Fig. 1. Stochastic algorithm simulation for the substrate density S in the Michaelis–Menten reaction (1). The blue/broken solid curves are individual simulations. The green/smooth solid curves are the results of numerically integrating the deterministic differential equation. The red/plus sign symbols are the mean for the 2000 runs of the stochastic simulation and the red/dash line corresponds to the mean plus (or minus) one standard deviation. Initial conditions are: C=P=0. (a) Results for initial molecular populations S₀=100 and E₀=10. Three individual simulations are shown explicitly. (b) Results for initial molecular populations S₀=10 and E₀=1. One individual simulation is shown explicitly.

Fig. 2. Mean results from 2000 runs of the stochastic algorithm simulating systems with varying molecular populations for the enzyme substrate complex C population in the Michaelis–Menten reaction (1). The green/smooth solid line is the numerical solution for the deterministic differential equations. The total number of molecules in the simulation increases from 10 molecules (cyan/broken solid curve), 110 molecules (blue/dash curve) to 1100 molecules (red/plus sign symbols). The initial molecular concentrations for the simulations are: S₀=0.10, E₀=0.01, C₀=P₀=0 molecules per unit volume.

Fig. 3. “Global S.D.’s” (i.e. the mean over the whole simulation time of the S.D. at each time-point) of molecular concentration data from 2000 runs of the stochastic algorithm for four different simulation volumes with equal initial molecular concentrations. Data for S (circle symbol) and P (cross symbol) are indistinguishable (blue/dash curve), as are data (red/solid curves) for C (circle symbol) and E (cross symbol).

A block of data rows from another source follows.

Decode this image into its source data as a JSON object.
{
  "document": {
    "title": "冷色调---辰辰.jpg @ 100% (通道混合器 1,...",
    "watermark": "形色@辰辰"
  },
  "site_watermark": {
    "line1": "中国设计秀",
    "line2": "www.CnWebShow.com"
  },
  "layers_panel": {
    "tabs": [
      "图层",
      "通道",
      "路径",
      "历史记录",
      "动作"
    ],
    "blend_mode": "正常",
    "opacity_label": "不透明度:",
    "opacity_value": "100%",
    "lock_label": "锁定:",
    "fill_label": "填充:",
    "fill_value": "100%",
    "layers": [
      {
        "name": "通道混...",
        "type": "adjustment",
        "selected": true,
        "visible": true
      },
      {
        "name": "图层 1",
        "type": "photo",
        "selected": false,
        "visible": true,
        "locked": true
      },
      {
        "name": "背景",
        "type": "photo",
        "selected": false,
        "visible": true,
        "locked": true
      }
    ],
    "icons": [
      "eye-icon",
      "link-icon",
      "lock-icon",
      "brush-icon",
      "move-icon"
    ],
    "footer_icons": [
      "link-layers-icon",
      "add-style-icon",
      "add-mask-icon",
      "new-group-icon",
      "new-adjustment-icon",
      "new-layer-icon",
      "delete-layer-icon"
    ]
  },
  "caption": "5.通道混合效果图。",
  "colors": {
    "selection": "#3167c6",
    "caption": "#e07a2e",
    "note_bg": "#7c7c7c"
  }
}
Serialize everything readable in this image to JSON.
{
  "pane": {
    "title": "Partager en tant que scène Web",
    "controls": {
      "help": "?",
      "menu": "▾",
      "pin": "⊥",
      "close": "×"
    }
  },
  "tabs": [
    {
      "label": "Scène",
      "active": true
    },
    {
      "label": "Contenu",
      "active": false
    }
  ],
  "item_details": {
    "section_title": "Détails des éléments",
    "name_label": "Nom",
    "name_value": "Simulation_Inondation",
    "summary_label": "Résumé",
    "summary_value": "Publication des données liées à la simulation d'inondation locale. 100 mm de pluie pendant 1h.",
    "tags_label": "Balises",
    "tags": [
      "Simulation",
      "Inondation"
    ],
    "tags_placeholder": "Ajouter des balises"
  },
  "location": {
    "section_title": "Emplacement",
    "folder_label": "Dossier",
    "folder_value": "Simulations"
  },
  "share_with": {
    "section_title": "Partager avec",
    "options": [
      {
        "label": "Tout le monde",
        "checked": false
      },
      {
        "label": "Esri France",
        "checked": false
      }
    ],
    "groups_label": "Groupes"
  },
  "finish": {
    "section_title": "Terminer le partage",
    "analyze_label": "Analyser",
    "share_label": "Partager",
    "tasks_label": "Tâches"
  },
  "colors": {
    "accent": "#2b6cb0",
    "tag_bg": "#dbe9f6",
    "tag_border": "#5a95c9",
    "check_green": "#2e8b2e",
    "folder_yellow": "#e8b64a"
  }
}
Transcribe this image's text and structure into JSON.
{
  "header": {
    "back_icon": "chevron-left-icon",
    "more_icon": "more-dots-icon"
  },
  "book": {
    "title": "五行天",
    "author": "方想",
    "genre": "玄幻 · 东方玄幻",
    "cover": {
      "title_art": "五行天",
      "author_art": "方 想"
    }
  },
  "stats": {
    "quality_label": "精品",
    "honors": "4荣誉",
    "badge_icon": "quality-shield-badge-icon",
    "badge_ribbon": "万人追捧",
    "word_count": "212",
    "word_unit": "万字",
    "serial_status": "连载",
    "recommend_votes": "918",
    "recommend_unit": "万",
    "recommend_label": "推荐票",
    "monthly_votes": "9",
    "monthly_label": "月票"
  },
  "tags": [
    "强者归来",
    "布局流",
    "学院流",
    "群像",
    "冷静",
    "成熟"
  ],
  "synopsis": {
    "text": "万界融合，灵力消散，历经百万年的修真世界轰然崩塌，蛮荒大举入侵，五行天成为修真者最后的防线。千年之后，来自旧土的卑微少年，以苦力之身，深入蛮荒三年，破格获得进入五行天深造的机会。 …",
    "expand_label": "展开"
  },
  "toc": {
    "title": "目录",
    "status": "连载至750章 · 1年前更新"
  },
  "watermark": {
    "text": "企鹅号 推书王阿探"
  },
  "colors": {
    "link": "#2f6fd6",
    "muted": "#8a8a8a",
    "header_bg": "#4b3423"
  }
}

Fig. 4. Benchmarking results for the stochastic simulations. We compared the simulation time (s) for the Gillespie algorithm simulations (blue/circle symbols), two-dimensional (green/plus sign symbols) and a three-dimensional (red/triangle symbols) lattice gas algorithms. (a) Average simulation time in seconds for various sizes of the simulation environment. (b) Average simulation time in seconds as a function of obstacle density, θ, for the lattice gas simulations.